Sumários
Introduction to R; R examples: Binomial.
17 Março 2017, 11:30 • NICOLETTA ROSATI
Introduction to R: reading data, creating new numerical and qualitative variables, displaying a two-way table, creating a matrix, converting a qualitative variable into a factor, factor levels, estimating a glm model.
Estimation of a binomial GLM: modeling of proportions; weights; default dispersion parameter value; displaying and interpreting estimation results; individual parameter significance tests; tests based on the deviance; obtaining extra output; interpreting graphs.
Example - Worksheet 8: logistic regression for the Missing Persons Data. Discussion of Ex. 3 a-f from exam paper of 16/6/2016.
Parametrisation. Examples
17 Março 2017, 08:30 • NICOLETTA ROSATI
Discussion of Ex. 7 from Exercise Sheet no. 1 (cont.). Note on parametrisation. Example. Discussion of Ex. 2 from exam paper of 16/6/2016.
Inference. Exercise Sheet n. 1
15 Março 2017, 09:30 • NICOLETTA ROSATI
Pearson and deviance residuals. Estimation of dispersion parameter. Test F for nested models when the scale parameter is unknown. Comparison of non-nested models.
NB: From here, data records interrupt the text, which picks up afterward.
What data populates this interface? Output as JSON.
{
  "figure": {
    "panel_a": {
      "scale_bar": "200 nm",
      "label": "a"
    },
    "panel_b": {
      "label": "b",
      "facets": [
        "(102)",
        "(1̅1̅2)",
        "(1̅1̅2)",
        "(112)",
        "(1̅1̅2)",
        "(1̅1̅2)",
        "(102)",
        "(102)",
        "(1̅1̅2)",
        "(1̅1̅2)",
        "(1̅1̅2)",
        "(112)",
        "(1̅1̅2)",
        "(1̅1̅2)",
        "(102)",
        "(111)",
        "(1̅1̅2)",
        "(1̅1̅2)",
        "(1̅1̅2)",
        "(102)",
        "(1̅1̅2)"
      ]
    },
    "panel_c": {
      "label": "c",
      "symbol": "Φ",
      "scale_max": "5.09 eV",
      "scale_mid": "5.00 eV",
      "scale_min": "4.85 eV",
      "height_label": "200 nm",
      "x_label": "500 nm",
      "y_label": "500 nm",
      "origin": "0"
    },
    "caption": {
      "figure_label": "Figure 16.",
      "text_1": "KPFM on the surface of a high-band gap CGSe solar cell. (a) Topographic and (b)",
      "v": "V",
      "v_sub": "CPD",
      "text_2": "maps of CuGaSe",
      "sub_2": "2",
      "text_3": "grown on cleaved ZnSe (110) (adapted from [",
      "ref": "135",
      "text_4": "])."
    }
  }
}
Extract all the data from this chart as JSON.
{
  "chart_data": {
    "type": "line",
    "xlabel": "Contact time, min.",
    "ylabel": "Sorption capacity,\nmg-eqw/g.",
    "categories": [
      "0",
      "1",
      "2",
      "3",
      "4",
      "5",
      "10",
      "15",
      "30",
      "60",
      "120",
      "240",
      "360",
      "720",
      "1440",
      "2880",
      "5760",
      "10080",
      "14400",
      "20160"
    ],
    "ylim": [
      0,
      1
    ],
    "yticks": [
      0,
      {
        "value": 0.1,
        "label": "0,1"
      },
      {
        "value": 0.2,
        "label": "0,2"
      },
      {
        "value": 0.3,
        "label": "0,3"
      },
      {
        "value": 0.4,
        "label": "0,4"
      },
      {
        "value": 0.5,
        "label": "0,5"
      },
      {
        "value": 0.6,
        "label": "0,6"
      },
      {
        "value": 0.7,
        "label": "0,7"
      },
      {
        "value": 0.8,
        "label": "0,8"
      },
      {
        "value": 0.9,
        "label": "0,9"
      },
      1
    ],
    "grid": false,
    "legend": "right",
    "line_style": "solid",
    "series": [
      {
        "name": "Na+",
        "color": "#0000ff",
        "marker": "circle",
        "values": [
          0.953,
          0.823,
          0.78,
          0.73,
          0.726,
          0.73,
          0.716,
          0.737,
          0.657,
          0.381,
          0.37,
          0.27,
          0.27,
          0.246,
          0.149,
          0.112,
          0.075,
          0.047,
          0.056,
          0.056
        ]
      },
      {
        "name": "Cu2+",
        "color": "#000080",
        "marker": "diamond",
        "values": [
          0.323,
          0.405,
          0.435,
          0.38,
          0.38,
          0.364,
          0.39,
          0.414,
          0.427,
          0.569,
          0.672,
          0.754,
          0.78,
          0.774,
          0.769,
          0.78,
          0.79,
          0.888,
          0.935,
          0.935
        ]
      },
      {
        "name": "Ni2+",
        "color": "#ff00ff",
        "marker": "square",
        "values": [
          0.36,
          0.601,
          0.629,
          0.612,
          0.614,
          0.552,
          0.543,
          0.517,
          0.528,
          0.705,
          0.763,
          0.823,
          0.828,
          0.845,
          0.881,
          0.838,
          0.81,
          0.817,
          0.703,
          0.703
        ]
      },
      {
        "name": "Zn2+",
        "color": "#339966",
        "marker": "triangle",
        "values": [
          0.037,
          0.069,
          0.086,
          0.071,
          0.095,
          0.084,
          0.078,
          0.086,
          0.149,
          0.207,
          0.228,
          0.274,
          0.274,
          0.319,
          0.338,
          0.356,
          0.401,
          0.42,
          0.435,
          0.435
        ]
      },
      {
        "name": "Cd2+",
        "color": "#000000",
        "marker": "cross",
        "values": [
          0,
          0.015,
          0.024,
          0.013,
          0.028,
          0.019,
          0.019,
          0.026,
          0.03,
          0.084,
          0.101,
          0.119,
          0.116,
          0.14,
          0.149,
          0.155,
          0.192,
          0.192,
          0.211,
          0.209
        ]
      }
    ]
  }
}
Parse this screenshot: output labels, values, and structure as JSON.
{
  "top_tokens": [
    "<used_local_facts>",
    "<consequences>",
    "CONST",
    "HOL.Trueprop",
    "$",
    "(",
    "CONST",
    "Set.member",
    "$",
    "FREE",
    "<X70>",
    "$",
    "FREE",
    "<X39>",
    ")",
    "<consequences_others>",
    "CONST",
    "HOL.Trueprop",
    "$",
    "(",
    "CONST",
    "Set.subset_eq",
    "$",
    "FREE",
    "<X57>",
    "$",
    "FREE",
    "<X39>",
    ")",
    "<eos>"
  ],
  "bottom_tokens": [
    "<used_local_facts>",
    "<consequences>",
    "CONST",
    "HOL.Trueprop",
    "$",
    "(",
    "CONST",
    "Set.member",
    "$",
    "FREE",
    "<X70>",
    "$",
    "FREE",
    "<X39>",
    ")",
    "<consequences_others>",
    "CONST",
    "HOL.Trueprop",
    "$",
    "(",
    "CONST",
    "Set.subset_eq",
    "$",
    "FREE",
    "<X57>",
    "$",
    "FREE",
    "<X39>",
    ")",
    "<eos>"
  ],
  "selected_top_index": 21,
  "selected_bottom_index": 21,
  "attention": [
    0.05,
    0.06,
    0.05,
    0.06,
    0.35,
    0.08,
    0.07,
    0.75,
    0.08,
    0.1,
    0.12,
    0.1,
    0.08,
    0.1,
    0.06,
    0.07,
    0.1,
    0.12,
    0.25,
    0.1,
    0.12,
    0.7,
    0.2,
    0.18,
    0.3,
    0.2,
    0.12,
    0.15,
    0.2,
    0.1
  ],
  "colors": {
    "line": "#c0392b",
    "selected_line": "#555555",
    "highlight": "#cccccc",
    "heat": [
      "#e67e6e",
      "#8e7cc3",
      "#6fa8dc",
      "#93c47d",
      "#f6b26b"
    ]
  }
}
Test of hypotheses on individual parameters. Confidence intervals. Discussion of Exercise 6 from Exercises Sheet no. 1.
Deviance. Exercise Sheet n. 1
13 Março 2017, 08:00 • NICOLETTA ROSATI
Deviance and scaled deviance. Model fit and model comparison. Nested models. Comparison of nested models using the deviance difference: statistical test of significance. Examples. Discussion of Ex. 7 from Exercise Sheet no. 1.
Generalised Linear Models.
10 Março 2017, 08:00 • NICOLETTA ROSATI
Introduction to Generalised Linear Models: link functions, canonical link function, linear predictor, variables, factors, interactions. Examples.